ルカによる福音書18:18~30
「神にはできる」

ある金持ちの議員がイエス様のところに来て、「何をすれば永遠の命を受け継ぐことができるでしょうか」と尋ねたところから、この物語は始まっています。

テーマは「永遠の命」です。永遠の命とは、いったい何か。皆さんも、考えられたことがあるだろうと思います。愛する家族が死んでしまったとき、また自分が死んだ後でどうなるかが頭の中をよぎり、聖書に語られている永遠の命について考える。それでは、永遠の命とは、死んだ後に与えられる命なのでしょうか。この世の命のように限りがあるものではなく、まさに永遠に続くものなのでしょうか。

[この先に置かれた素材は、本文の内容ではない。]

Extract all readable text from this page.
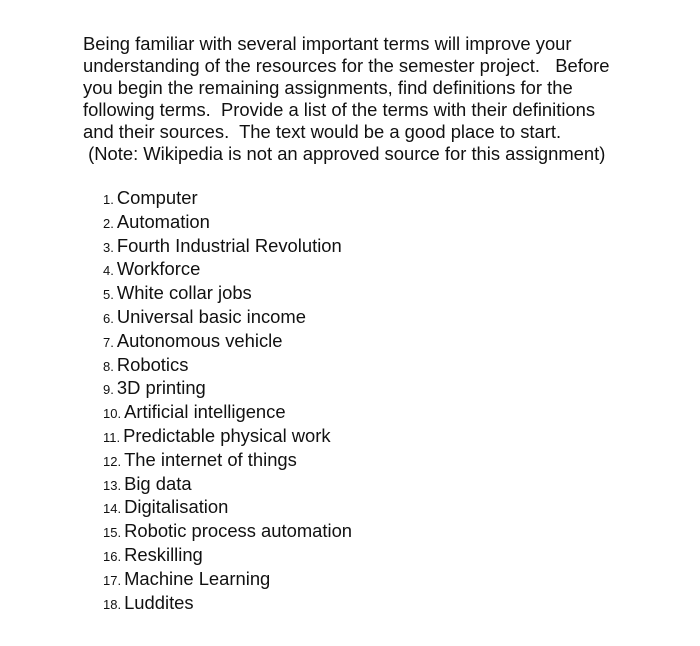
Being familiar with several important terms will improve your
understanding of the resources for the semester project.   Before
you begin the remaining assignments, find definitions for the
following terms.  Provide a list of the terms with their definitions
and their sources.  The text would be a good place to start.
(Note: Wikipedia is not an approved source for this assignment)

1. Computer
2. Automation
3. Fourth Industrial Revolution
4. Workforce
5. White collar jobs
6. Universal basic income
7. Autonomous vehicle
8. Robotics
9. 3D printing
10. Artificial intelligence
11. Predictable physical work
12. The internet of things
13. Big data
14. Digitalisation
15. Robotic process automation
16. Reskilling
17. Machine Learning
18. Luddites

ヨハネによる福音書5章39節以下に、「あなたたちは聖書の中に永遠の命があると考えて、聖書を研究している。ところが、聖書はわたしについて証しをするものだ。それなのに、あなたたちは、命を得るためにわたしのところへ来ようとしない」という言葉があります。これはイエス様の言葉なので、わたしとは、イエス様のことです。真面目なユダヤ人は、聖書を一生懸命に研究し、聖書に書かれた掟をしっかり守ることで、永遠の命を手に入れることができる。そう考え、そのことの確信を求めて、聖書を研究していたのです。そんな人々に向かって、イエス様は、「わたしこそが永遠の命である。聖書はそのことを証しているのに、なぜわたしのところへ来ないのか」そう語りかけるのです。

今日のテキストで、イエス様のところにやって来た議員は、イエスを救い主、永遠の命の与え主であると信じてやって来たのではありません。「善い先生」と呼びかけたことからも分かります。「先生」と呼ばれる人は、日本でも少なくありませんが、どういう先生が「善い先生」なのでしょうか。人柄を指して言う場合もありますが、技術的にも人格的にもあらゆる面で優れた先生を「善い先生」と呼ぶことが多いのではないでしょうか。

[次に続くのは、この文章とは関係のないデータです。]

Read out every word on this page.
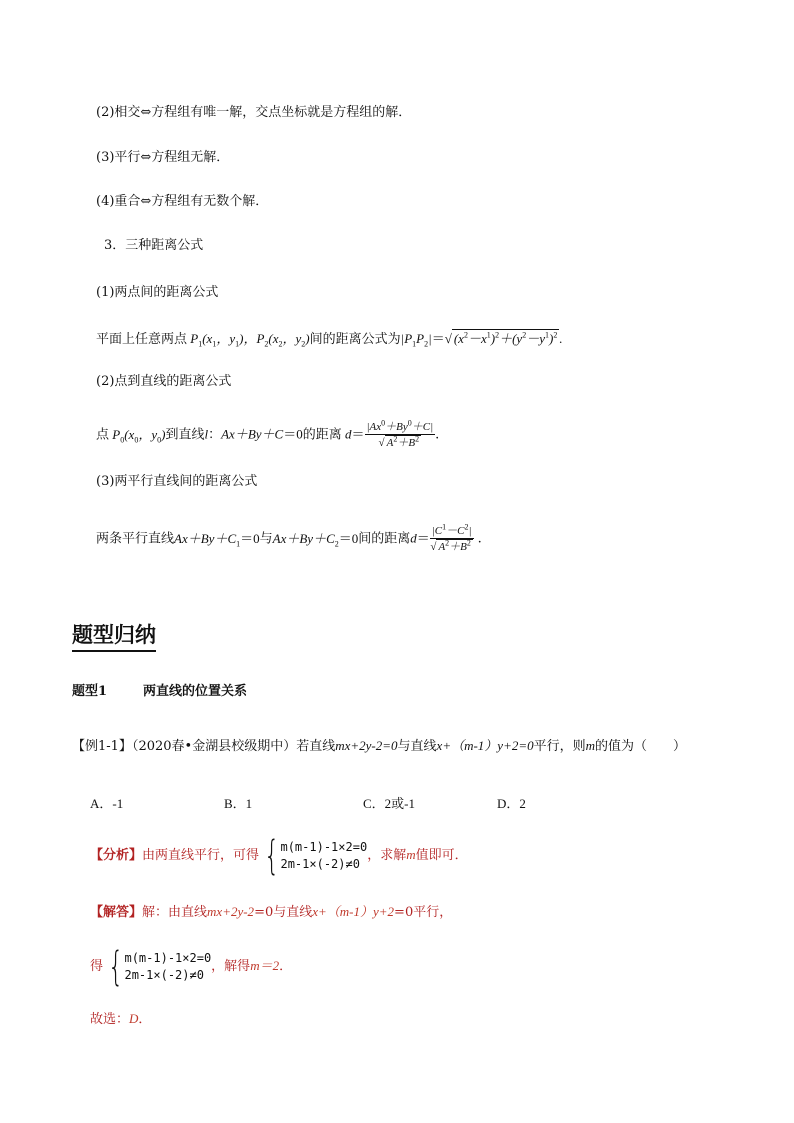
(2)相交⇔方程组有唯一解，交点坐标就是方程组的解．
(3)平行⇔方程组无解．
(4)重合⇔方程组有无数个解．
3．三种距离公式
(1)两点间的距离公式
平面上任意两点 $P_1(x_1$，$y_1$)，$P_2(x_2$，$y_2$)间的距离公式为$|P_1P_2|=√$ $(x^2-x^1)^2+(y^2-y^1)^2$ .
(2)点到直线的距离公式
点 $P_0(x_0$，$y_0$)到直线l：Ax＋By＋C＝0的距离 $d= \frac{|Ax^0+By^0+C|}{√ A^2+B^2}$ .
(3)两平行直线间的距离公式
两条平行直线$Ax+By+C_1=0$与$Ax+By+C_2=0$间的距离$d= \frac{|C^1-C^2|}{√ A^2+B^2}$ .
题型归纳
题型1	两直线的位置关系
【例1-1】（2020春•金湖县校级期中）若直线mx+2y-2=0与直线x+（m-1）y+2=0平行，则m的值为（　　）
A．-1	B．1	C．2或-1	D．2
【分析】由两直线平行，可得 { m(m-1)-1×2=0
2m-1×(-2)≠0
，求解m值即可．
【解答】解：由直线mx+2y-2=0与直线x+（m-1）y+2=0平行，
得 { m(m-1)-1×2=0
2m-1×(-2)≠0
，解得m＝2．
故选：D．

この人は議員でした。日本では議員も先生と呼ばれていて、その呼び方はやめようという動きも出てきていると聞きますが、おそらく彼は、イエス様のことを評判の律法の教師だと聞きつけてやってきたのです。お世辞でなく、この方なら自分の渇きを満たしてくれるに違いない。そう思って、「善い先生」と呼びかけたのだと思います。

彼は、「何をすれば永遠の命を受け継ぐことができるでしょうか」と尋ねました。実はルカによる福音書において、これは初めて出てくる問いではありません。全く同じ問いが出ているところが、もう一か所あるのです。ルカによる福音書10章にある善いサマリア人のたとえ話の導入部がそうです。ある律法の専門家が、「先生、何をしたら、永遠の命を受け継ぐことができるでしょうか」とイエスに尋ねたのです。この人は、「イエスを試そうとして尋ねた」とありますので、自分なりの答えを持っていたのです。イエス様は「律法には何と書いてあるか。あなたはそれをどう読んでいるか」と彼に問い返し、そこから善いサマリア人のたとえ話へと展開していきました。自分を正当化している律法の専門家に対して、誰が隣人であるのかではなく、隣人になることの大切さを教えたのです。

今日のテキストは、その時の主題が深められていると言えます。というのも、イエス様は訪ねてきた議員に対して、「『姦淫するな、殺すな、盗むな、偽証するな、父母を敬え』という掟をあなたは知っているはずだ。」と言われます。律法をきっちり守っている人だと見抜かれたのです。この議員もまた、「そういうことはみな、子供の時から守ってきました」と答えました。

ここから分かることは、永遠の命を受けるためには、律法をしっかりと守らねばならない。永遠の命は、律法をきっちりと守ったことの報いとしていただけるもの。これが、ユダヤ人の考えの根底にあったということです。だから、この議員は「何をすれば永遠の命を受け継ぐことができるでしょうか」と尋ねたのです。「何をすれば」とは、律法のどの戒めを守ればということです。隣人愛の戒めをよく守って生きてきたけれども、まだ足りないものがあると感じていた。永遠の命への確証を持つことはできなかった。それでイエス様に尋ねた。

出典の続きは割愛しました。